Landscape structure is often based on the number, size and distances between habitat patches; however, a landscape consisting of a patchwork of habitats may be perceived very differently depending on the dispersal capacity of the focal species. As dispersal range increases, separated patches become increasingly accessible until all but the most isolated patches are connected. Thus for long-range species, patches in the landscape are likely to be experienced as source-sinks; the source where patches overlap in habitat, the sinks where they are isolated. In contrast, short-range species are likely to experience landscapes as small, independent patches also known as meta-populations. We construct a theoretical framework where each member of a community experiences a shared, fragmented landscape in ways dependent on its individual dispersal capacity, and examine how perceptions of landscape structure influence the synchrony of populations and the slope of Taylor’s temporal law. We then test where along the continuum from meta-population to source-sinks each member in a real community of arthropods perceives urban garden patches as habitat using populations of aphids, ladybird beetles, and parasitoid wasps sampled regularly across an entire city landscape for three time periods.
Results/Conclusions
We show that for simulated populations parameterized using actual garden data as carrying capacities, the slope of Taylor’s temporal law increases from 1 to 2 as the sampling radius increases. This occurs due to the synchronizing effect of an environmental term, which increases as populations at large sample radii share habitat patches.

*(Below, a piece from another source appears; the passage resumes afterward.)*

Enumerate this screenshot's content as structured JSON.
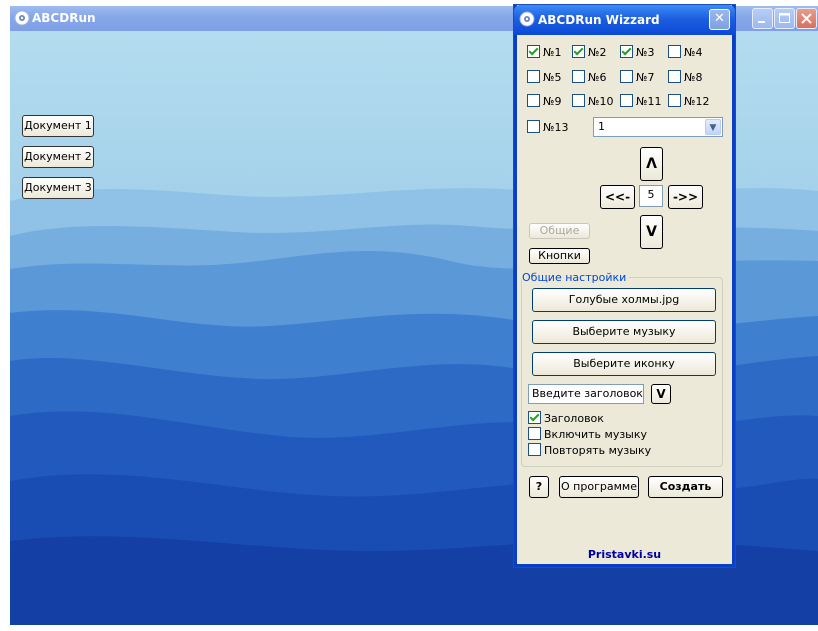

At small sample radii, patches are independent sinks and experience asynchronous dynamics from random dispersal-colonization events. From survey data we find that aphid populations are sensitive to gardens at long distances and have Taylor’s law slopes nearing 2, indicating existence as source-sinks. In contrast, parasitoid wasps were sensitive to gardens at short distances with Taylor’s law slopes closer to 1, indicating existence as meta-populations. Ladybird beetles did not respond to gardens at any distance. Our results show that different organisms can perceive the same fragmented landscape very differently depending on their dispersal range, and that the slope of Taylor’s temporal law may be intricately linked to meta-population theory.